Formula E à Sanya : les gagnants et les perdants d’une course qui a fait exploser le classement

Une course où les quatre premiers du championnat marquent zéro point, chacun pour une raison différente, ne peut laisser personne indifférent. Sanya a livré un scénario fait de pénalités, d’interruption au drapeau rouge et de stratégies d’énergie bouleversées, au point d’effacer d’un coup les certitudes d’avant-course.
Voici le bilan complet des grands gagnants et des grands perdants d’une manche de Formula E particulièrement destructrice, et les conséquences directes sur la lutte pour le titre avec six courses encore à disputer.
Andretti, un doublé historique presque parfait
Pendant quelques instants, Sanya a ressemblé au week-end rêvé pour Andretti : un premier doublé 1-2 en Formula E, une maîtrise du rythme et une exécution collective rare.
Mais l’après-course a ajouté une note plus amère : Felipe Drugovich a écopé d’une pénalité qui l’a fait reculer de la 2e à la 4e place. Un retournement qui coûte des points, sans effacer l’impression générale d’un week-end très abouti.
Jake Dennis impérial, comme à Jakarta
Jake Dennis a semblé immédiatement en phase avec sa voiture. Comme lors de ses grandes démonstrations passées, il a d’abord construit sa journée sur un tour rapide très solide, avant de convertir en course. Il décroche sa deuxième pole de la saison après Sao Paulo, et, comme lors de l’ouverture de saison, il enchaîne avec une victoire nette.

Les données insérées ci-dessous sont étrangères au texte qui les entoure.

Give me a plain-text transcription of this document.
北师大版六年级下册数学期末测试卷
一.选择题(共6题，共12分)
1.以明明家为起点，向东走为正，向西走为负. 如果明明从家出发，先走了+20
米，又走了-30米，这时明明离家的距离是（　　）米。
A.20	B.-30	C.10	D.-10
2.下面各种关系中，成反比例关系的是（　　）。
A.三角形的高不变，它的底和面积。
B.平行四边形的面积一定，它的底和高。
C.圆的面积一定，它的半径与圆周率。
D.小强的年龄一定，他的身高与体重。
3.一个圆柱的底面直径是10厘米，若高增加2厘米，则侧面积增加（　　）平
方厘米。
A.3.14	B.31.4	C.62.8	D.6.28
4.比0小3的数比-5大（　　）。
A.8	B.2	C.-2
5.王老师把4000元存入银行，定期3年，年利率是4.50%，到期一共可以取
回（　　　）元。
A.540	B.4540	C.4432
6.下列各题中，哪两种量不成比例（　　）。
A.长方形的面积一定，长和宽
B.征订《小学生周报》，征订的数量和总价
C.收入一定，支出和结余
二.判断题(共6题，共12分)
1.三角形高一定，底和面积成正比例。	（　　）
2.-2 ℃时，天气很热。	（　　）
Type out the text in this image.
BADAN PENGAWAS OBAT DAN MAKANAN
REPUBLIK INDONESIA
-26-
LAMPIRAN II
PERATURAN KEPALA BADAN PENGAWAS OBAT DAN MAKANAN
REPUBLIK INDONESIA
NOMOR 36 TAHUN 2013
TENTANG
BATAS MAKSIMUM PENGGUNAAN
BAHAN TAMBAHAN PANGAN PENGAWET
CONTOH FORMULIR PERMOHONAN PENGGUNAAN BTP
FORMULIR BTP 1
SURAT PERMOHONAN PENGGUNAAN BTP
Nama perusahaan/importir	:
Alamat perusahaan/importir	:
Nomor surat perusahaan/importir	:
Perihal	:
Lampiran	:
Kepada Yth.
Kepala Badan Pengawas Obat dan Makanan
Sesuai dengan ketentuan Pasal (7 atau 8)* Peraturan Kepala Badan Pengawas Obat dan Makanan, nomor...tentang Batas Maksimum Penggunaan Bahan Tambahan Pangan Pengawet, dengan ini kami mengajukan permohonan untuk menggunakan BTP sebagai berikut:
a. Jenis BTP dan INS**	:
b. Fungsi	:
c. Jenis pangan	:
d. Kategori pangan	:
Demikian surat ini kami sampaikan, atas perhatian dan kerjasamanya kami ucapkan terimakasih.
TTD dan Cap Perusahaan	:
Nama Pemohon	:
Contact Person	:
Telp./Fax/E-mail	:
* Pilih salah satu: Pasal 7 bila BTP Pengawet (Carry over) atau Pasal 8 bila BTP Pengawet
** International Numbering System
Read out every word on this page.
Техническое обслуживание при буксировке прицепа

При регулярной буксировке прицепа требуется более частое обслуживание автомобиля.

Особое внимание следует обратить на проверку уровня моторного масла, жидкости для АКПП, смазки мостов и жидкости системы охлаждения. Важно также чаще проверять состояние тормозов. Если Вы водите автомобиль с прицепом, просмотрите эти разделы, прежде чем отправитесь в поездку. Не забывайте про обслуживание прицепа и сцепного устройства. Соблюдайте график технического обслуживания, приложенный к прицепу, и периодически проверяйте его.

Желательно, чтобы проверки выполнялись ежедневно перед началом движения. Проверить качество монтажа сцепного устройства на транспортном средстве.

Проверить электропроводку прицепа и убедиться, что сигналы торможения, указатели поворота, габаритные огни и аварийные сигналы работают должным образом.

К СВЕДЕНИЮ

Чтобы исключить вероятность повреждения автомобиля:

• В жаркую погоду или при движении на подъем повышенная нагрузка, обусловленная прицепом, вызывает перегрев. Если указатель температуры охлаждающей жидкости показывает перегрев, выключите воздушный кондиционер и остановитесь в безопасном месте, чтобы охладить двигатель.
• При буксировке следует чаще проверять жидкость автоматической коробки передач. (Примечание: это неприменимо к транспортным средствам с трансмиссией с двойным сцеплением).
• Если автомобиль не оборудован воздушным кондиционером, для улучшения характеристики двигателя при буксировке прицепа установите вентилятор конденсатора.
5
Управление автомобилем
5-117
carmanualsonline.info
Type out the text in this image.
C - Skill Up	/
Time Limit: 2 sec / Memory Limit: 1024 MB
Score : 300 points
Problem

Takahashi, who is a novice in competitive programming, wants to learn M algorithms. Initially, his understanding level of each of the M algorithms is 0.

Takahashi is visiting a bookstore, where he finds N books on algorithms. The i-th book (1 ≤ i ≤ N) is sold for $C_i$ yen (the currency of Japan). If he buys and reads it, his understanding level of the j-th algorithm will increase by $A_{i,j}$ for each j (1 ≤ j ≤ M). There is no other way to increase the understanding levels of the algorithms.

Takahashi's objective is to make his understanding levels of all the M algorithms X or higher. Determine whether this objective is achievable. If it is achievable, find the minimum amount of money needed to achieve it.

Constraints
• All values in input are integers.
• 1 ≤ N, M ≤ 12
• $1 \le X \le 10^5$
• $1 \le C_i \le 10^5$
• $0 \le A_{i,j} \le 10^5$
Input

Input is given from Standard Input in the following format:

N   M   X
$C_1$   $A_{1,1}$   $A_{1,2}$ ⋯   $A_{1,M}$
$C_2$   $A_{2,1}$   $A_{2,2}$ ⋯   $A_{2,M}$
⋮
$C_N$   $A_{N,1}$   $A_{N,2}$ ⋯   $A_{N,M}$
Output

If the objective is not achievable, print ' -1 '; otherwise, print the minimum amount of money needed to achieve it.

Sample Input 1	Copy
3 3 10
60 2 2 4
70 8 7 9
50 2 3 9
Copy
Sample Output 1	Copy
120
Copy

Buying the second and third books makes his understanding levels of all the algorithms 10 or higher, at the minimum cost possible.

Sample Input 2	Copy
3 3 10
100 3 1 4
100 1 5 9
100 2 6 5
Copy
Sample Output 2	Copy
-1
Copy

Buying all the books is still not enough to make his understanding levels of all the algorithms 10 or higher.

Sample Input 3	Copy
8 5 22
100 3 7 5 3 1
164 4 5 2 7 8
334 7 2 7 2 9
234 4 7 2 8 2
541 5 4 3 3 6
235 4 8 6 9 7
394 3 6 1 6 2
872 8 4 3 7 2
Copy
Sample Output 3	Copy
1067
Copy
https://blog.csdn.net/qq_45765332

La réussite repose sur une stratégie « solide et maligne » : contrôler le rythme à deux voitures, tenir des objectifs d’énergie réalistes et les atteindre avec précision. Le plan a fonctionné, en grande partie grâce au travail d’équipe entre Dennis et Drugovich.
Drugovich, pénalisé, mais enfin “dans le tempo” de la Formula E
Roger Griffiths, directeur de l’équipe Andretti, a souligné l’apport de Drugovich : il a joué un rôle clé dans le succès de Dennis. L’entente et l’efficacité du duo ont été un contraste marqué avec les saisons précédentes, où Dennis se retrouvait souvent dans une course différente de celle de ses équipiers.
Drugovich, lui, semble avoir franchi un cap : sa compréhension des codes de la Formula E « s’est mise en place » il y a quelques courses, et tout indique qu’il se rapproche d’une première victoire.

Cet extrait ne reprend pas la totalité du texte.